Court Administrator and SC Spokesman Jose Midas Marquez said Corona issued the order in his capacity as ex-officio chairman of PET, which resolves disputes involving the presidential and vice presidential contests.

“The Chief Justice found the protest of Sen. Roxas sufficient in form and substance and ordered the Secretary of the Tribunal to send summons to the respondent (Binay) requiring him to submit his answer within 10 days from receipt of the notice,” Marquez told a press conference.

Marquez said Roxas’ election protest was raffled off among SC Justices last Friday. He, however, refused to disclose to whom the case was assigned.

The court official said the PET will convene as soon as it receives Binay’s answer.

Binay won over Roxas by more than 700,000 votes in the country’s first automated elections in May.

Last Friday, Roxas filed his election protest and paid a filing fee of R100,000 and an initial deposit of R200,000.

In his 102-page protest, Roxas urged the PET to conduct a manual revision of votes and order a complete and accurate count of an  estimated three million votes that were not canvassed and considered stray or null votes by the Commission on Elections (Comelec) and Congress, sitting as the National Board of Canvassers (NBoC)

He also asked the tribunal to conduct a comprehensive, system-wide forensic analysis of the equipment and paraphernalia used during the first ever computerized election in the country.

Roxas also raised in his protest arguments which had been rejected by the NBoC, leading to the proclamation of Binay as the duly elected vice president of the country last June 9.

PET is chaired by Chief Justice Corona and the Associate Justices of the High Court are the members.

Since its creation in 1957, PET has never reversed a proclamation and unseated an incumbent.

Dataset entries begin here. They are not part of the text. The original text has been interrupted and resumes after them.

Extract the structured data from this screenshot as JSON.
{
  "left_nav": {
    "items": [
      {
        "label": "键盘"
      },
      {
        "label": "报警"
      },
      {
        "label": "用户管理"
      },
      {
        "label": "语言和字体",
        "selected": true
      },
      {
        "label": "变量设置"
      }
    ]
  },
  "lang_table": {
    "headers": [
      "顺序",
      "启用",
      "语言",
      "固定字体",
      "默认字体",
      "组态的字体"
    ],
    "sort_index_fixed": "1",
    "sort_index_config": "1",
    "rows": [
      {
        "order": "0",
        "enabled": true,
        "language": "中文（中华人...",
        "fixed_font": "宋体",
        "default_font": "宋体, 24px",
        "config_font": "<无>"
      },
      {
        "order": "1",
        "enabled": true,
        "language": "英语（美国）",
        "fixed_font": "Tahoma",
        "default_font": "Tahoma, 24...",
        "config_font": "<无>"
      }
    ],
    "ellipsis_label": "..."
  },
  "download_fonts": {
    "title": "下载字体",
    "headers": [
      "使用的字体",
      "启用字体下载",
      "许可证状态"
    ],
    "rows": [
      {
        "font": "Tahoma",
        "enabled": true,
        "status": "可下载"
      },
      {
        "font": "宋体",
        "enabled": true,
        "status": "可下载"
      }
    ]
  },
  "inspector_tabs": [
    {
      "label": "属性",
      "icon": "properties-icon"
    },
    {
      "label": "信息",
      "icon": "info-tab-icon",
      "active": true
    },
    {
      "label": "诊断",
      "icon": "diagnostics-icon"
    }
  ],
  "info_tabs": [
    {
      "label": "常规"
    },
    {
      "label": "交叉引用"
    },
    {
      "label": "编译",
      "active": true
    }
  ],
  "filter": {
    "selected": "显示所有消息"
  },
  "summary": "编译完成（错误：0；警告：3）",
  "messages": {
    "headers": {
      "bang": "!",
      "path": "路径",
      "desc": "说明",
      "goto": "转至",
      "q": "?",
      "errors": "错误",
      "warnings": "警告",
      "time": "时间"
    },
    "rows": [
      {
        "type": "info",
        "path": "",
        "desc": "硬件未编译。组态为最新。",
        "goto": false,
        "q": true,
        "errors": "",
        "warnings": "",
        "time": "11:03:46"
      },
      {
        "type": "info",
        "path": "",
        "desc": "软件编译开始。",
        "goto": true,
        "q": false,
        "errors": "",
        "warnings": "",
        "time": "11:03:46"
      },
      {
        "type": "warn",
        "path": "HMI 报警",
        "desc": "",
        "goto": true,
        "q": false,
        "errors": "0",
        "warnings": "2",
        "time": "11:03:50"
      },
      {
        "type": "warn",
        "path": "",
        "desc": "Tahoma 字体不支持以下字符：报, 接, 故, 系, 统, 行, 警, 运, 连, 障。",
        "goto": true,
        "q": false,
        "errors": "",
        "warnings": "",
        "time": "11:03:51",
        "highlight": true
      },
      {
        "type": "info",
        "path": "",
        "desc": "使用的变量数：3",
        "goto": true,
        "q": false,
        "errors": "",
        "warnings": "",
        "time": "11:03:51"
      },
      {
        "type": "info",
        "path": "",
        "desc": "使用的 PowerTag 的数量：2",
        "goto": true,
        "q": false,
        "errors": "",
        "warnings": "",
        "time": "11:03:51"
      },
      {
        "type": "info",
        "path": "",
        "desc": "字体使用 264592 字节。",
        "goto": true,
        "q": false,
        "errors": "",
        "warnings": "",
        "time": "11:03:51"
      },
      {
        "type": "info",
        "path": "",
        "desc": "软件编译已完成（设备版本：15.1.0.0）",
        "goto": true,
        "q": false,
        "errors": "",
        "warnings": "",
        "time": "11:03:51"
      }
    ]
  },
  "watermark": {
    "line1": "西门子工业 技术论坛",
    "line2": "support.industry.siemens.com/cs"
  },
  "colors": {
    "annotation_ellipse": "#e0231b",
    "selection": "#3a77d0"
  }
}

Senator Miriam Defensor Santiago’s protest against former President Fidel V. Ramos over the 1992 elections was considered abandoned by PET after she ran and won a Senate seat in 1995.

The PET followed the same vein to Sen. Loren Legarda, whose protest against former Vice President Noli De Castro was lost when she ran for the Senate in 2007.

Actor Fernando Poe Jr. died in 2004 before the PET could even rule on his protest against former President Gloria Macapagal Arroyo.

The camp of Vice President Binay described the credence given by the High Tribunal on the election protest of Roxas as procedural but was quick to point out that there is nothing new in the “allegations.”

“The resolution giving due course to the protest of Mr. Roxas is a matter of procedure. It does not give credence to the allegations made in the protest,” Atty JV Bautista, spokesman for the vice president, said in a statement.

As of press time, Bautista said Binay “has not received a copy of the protest,” which was filed by the legal counsels of the former senator Friday.

Bautista virtually downplayed the protest, saying that it “involves the same allegations during the canvassing that are bereft of merit.”